Over the past decade, the expanded use of unmanned armed vehicles has dramatically changed warfare, bringing new humanitarian and legal challenges. Now rapid advances in technology are resulting in efforts to develop fully autonomous weapons. These robotic weapons would be able to choose and fire on targets on their own, without any human intervention. This brings numerous moral and ethical, legal, policy, technical, and other concerns.
Giving machines the power to decide who lives and dies on the battlefield is an unacceptable application of technology. Human control of any combat robot is essential to ensuring both humanitarian protection and effective legal control. A comprehensive, pre-emptive prohibition on fully autonomous weapons is urgently needed. The "Stop Killer Robots" campaign outlines how a ban could be achieved through an international treaty, as well as through national laws and other measures.

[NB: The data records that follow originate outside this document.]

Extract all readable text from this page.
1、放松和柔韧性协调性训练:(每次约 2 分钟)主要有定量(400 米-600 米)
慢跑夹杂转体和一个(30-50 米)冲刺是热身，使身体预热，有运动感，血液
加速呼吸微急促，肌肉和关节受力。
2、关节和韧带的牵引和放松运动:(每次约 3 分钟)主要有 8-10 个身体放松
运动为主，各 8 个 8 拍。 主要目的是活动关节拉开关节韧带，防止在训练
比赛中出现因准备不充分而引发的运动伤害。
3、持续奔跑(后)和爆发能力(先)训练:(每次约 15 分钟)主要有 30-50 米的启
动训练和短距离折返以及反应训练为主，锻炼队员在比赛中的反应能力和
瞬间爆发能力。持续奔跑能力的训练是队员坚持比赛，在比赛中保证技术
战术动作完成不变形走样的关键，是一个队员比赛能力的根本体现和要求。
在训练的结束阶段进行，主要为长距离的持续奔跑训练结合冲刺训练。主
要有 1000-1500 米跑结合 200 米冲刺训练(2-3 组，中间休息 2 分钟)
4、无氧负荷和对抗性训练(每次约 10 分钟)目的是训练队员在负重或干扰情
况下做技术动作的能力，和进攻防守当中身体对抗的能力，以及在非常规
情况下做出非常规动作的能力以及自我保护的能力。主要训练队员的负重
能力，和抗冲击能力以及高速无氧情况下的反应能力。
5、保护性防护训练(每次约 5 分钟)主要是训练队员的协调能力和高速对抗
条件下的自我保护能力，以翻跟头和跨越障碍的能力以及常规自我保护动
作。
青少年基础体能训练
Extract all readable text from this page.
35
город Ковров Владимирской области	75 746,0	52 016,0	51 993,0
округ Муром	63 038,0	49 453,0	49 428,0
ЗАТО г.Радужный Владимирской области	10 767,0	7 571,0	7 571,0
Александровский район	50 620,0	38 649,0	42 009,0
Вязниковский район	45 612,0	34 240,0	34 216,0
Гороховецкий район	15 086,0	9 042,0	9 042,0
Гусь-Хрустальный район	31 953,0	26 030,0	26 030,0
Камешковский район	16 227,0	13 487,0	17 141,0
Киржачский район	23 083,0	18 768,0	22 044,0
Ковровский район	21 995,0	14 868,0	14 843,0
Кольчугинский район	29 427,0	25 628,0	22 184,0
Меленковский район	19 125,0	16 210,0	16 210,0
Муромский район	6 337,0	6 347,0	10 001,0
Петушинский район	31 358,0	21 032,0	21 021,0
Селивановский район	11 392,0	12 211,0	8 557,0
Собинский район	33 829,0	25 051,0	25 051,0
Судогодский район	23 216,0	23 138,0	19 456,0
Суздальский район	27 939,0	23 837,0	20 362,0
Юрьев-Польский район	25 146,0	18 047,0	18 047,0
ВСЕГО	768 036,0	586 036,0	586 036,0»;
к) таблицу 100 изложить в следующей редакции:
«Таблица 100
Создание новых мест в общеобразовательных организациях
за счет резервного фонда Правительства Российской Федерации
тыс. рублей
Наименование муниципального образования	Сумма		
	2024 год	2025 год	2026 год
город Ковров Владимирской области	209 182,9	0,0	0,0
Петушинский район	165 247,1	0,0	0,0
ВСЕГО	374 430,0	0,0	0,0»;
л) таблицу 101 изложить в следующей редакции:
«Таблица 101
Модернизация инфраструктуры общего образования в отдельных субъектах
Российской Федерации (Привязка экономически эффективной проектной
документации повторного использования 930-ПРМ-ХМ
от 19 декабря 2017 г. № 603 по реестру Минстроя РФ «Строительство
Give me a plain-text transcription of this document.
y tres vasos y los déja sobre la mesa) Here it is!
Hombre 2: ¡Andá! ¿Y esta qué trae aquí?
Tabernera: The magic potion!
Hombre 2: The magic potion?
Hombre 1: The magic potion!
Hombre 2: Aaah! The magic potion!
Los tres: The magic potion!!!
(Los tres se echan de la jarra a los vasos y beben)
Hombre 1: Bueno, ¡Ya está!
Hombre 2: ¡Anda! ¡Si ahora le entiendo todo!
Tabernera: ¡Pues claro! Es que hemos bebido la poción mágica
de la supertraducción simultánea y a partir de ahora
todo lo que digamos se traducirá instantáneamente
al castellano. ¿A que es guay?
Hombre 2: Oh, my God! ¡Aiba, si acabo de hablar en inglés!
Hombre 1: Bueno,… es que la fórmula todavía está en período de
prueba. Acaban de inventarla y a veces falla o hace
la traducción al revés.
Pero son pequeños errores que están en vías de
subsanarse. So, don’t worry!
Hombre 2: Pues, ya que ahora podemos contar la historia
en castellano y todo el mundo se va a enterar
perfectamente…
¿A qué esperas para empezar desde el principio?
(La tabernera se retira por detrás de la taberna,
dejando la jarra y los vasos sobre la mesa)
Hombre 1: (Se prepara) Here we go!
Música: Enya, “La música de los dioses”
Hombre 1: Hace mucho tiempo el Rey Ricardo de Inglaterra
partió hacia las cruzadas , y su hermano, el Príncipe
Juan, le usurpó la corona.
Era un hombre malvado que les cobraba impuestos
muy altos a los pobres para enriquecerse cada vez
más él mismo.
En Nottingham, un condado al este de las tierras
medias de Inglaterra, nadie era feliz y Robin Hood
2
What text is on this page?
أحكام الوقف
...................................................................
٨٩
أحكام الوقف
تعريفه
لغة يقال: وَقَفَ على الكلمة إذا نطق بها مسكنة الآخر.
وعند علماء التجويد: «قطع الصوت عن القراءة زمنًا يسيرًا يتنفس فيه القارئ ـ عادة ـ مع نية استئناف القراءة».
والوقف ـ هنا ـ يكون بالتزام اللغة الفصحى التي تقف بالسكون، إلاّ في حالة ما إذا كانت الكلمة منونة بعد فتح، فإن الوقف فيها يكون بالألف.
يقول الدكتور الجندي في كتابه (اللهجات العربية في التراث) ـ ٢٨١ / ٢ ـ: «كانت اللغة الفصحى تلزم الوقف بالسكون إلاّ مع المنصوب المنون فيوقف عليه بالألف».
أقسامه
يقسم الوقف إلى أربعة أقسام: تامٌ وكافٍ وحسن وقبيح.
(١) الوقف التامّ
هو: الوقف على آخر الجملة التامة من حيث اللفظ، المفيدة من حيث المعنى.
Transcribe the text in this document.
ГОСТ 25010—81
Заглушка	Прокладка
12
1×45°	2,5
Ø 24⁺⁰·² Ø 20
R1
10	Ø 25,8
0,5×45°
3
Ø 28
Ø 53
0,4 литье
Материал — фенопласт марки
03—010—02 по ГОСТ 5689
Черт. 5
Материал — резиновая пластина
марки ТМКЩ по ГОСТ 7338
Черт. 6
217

Currently, different United Nations bodies and 26 states are calling for a new treaty to ban fully autonomous weapons. More than 100 countries now support moving to establish new international law aimed at retaining some form of human control over weapons systems and the use of force. For the "Campaign to Stop Killer Robots", if the human control is truly meaningful both these paths achieve the same outcome of preventing a future of unchecked robotic warfare.
On 27-31 August, 2018, more than 70 countries will convene at the Convention on Conventional Weapons (CCW) at the UN in Geneva for their sixth meeting on lethal autonomous weapons systems since 2014.